Happy Birthday, Rabbie Burns! Who Wants Haggis? Buchanan Arms Pub & Restaurant. January 25th. Tix Still Available. (Repost from 2010)
"Alba Gu Bra! (Scotland Forever!)" chanted the outnumbered Scottish fighters over and over again in the face of certain death at the hands of a massive, menacing and merciless English army. This famous scene in the film Braveheart has us remember how ballsy the Scots are on the battlefield and off, as is the case with haggis. A braveheart, however, is no good here. How about a bravebelly.
Haggis, neeps (mashed parsnips) & tatties (mashed potatoes).
Haggis is one of the most infamously avoided delicacies ever outside its country of origin. Actor Mike Myers quipped, in the comedy So I Married an Axe Murderer, that "Scottish food is based on a dare."
So feared is this haggis that it is banned, to this very day, from import into the United States, and not just because of Mad Cow or BSE which applies to imported British lamb as well. This ban is a 21 year-old ban based on a USDA rule against any food made with sheep's lung.
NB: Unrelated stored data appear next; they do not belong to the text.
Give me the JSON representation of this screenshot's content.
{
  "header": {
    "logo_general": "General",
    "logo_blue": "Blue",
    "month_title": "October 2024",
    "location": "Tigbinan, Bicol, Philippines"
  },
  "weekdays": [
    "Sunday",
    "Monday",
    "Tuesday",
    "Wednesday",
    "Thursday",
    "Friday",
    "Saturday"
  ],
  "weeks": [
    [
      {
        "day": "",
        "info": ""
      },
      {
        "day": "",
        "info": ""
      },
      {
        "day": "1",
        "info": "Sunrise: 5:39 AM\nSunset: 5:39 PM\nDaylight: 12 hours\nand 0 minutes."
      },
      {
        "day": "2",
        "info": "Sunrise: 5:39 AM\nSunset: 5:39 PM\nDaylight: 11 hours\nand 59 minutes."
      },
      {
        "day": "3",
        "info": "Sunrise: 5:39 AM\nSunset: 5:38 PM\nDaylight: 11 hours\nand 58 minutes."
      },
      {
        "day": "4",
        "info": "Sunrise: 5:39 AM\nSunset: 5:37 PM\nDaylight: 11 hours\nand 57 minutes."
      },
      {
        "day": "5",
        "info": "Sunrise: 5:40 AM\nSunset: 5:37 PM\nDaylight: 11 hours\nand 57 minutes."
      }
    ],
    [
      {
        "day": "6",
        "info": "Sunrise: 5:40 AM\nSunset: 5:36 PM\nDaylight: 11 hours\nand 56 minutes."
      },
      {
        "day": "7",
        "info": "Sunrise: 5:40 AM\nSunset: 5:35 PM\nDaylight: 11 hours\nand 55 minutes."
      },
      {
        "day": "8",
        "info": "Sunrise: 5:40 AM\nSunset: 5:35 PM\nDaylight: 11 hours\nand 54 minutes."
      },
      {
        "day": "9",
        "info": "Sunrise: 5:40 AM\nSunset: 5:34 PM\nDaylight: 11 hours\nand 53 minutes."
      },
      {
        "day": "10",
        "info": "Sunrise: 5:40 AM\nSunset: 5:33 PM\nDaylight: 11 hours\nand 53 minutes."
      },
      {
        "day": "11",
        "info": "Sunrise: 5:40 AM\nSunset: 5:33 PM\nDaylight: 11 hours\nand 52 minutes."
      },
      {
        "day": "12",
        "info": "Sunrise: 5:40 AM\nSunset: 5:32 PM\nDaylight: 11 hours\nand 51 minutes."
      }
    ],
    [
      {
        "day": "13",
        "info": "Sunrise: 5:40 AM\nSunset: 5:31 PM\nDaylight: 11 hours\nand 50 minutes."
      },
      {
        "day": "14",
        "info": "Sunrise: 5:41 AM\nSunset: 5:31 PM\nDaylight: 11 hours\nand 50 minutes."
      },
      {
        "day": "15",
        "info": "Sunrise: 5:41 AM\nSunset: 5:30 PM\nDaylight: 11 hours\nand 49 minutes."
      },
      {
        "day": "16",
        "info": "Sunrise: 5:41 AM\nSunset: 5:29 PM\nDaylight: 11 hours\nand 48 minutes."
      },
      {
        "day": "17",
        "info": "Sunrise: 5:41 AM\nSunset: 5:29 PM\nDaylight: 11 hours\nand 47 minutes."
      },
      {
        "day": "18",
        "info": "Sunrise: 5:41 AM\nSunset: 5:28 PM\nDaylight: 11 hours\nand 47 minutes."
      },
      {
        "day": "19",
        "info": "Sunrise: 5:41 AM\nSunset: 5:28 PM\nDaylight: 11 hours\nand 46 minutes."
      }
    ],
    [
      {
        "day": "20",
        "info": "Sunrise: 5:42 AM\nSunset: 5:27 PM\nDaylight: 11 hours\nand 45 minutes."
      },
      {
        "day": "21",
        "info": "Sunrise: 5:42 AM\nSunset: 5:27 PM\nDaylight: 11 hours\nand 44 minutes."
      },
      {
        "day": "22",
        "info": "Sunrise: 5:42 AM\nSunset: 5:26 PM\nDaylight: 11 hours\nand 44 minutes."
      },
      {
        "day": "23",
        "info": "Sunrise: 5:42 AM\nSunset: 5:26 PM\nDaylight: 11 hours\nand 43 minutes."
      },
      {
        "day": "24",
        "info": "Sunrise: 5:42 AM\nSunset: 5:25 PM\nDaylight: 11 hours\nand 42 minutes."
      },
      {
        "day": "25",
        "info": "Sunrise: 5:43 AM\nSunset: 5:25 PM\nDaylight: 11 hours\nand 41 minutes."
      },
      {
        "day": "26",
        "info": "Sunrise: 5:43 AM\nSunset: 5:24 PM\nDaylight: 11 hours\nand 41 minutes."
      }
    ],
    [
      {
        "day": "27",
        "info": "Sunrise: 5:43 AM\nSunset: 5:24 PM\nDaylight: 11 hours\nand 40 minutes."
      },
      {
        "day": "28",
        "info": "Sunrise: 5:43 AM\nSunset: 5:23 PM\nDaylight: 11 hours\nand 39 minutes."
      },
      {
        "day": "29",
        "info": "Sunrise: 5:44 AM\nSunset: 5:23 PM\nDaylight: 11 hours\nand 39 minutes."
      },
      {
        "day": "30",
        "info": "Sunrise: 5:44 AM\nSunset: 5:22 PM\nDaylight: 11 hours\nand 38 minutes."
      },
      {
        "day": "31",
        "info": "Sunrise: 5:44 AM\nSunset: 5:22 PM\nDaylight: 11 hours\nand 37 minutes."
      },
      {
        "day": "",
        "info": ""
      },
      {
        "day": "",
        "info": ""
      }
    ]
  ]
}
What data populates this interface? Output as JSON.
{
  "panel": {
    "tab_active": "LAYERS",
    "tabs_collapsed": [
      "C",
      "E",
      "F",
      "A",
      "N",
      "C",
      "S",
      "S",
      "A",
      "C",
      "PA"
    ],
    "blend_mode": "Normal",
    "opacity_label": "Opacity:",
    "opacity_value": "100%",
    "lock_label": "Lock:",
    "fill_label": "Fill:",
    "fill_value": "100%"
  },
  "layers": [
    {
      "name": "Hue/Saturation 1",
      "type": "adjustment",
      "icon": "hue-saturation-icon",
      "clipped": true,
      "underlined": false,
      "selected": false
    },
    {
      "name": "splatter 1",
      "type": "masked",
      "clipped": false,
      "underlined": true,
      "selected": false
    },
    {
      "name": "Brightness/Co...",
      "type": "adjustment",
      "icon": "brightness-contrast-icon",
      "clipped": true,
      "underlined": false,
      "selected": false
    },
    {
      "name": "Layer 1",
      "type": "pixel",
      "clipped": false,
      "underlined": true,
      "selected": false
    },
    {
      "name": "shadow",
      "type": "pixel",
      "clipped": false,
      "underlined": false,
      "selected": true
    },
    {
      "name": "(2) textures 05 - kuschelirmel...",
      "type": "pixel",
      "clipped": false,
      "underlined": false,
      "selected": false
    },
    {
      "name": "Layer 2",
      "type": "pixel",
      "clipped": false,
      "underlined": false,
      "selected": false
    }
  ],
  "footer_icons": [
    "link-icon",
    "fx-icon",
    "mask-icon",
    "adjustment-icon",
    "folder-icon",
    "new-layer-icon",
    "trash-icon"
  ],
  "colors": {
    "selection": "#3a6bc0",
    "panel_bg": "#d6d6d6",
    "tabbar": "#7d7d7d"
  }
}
Aaarrr, yes, haggis is made with sheep's lung! In the interest of full gnarly disclosure, haggis is made from the "pluck" of the sheep which includes the animal's heart, lungs and liver. Called the "pluck" because long ago, during meat processing, butchers would reach into the sheep and pluck out those specific organs in one move.
The offal trio is then minced and mixed with an oatmeal filler, suet, onions, stock and various seasonings (usually a secret because each clan has its own recipe). Next, this hot mess is stuffed into the sheep's stomach. However, in the U.S., even in very independent Burbank, California, stomach is substituted with a synthetic casing, in fact, a really, really huge sausage casing.
Rarely can you find haggis in a U.S. restaurant. If you look hard enough, you might buy it in specialty European delis or food shops around town, but it usually comes in a can. However, the one time a year when freshly cooked haggis may be available at a pub near you is on Burns Night.
Get in me belly, Great chieftain o' the puddin'-race!
Every January 25th, the birthday of the Scottish Poet and favorite son, Robert Burns, is celebrated in Scotland and all over the world. The party is also known as a "haggis fete" because haggis is the star of the night and Burns' famous poem Address to a Haggis is the main event.
On Burns Night, once a respectable quantity of Scottish ale and Scotch has been consumed (and, by "respectable" I mean a BevMo lot!), a crescendo is reached and the haggis is paraded out on a platter preceded by bombastic bagpipes blaring something offally catchy and will not leave your head for days.
Real men wear skirts.
When the haggis reaches the stage where the official reading of Address to a Haggis will be recited, the raucous room miraculously comes to a hush.
Moira the Haggis Slayer.
The poem builds up to the line "An' cut you up wi' ready slight" which is when the haggis blade is unsheathed and plunged into the haggis liberating the steam and spilling forth the internal delights of the blackface sheep. The entire room goes haggis wild including me.
I drink another shot of Scotch and chase it with a beer and vice versa. After a while the order of the drink didn't matter much. All I know is that haggis tastes better with every sip of booze. Haggis is also helped with a spicy horseradish mustard like an Inglehoffer.
Haggis tastes like chopped liver, but, oh, don't you dismiss it as only that. It's the king of sausages. The "Great chieftain o' the puddin'-race!" Sure, some sausages get the star treatment at small town sausage festivals. But, I ask you, how many get its very own night of absolute and unbridled pagan worship? Zero.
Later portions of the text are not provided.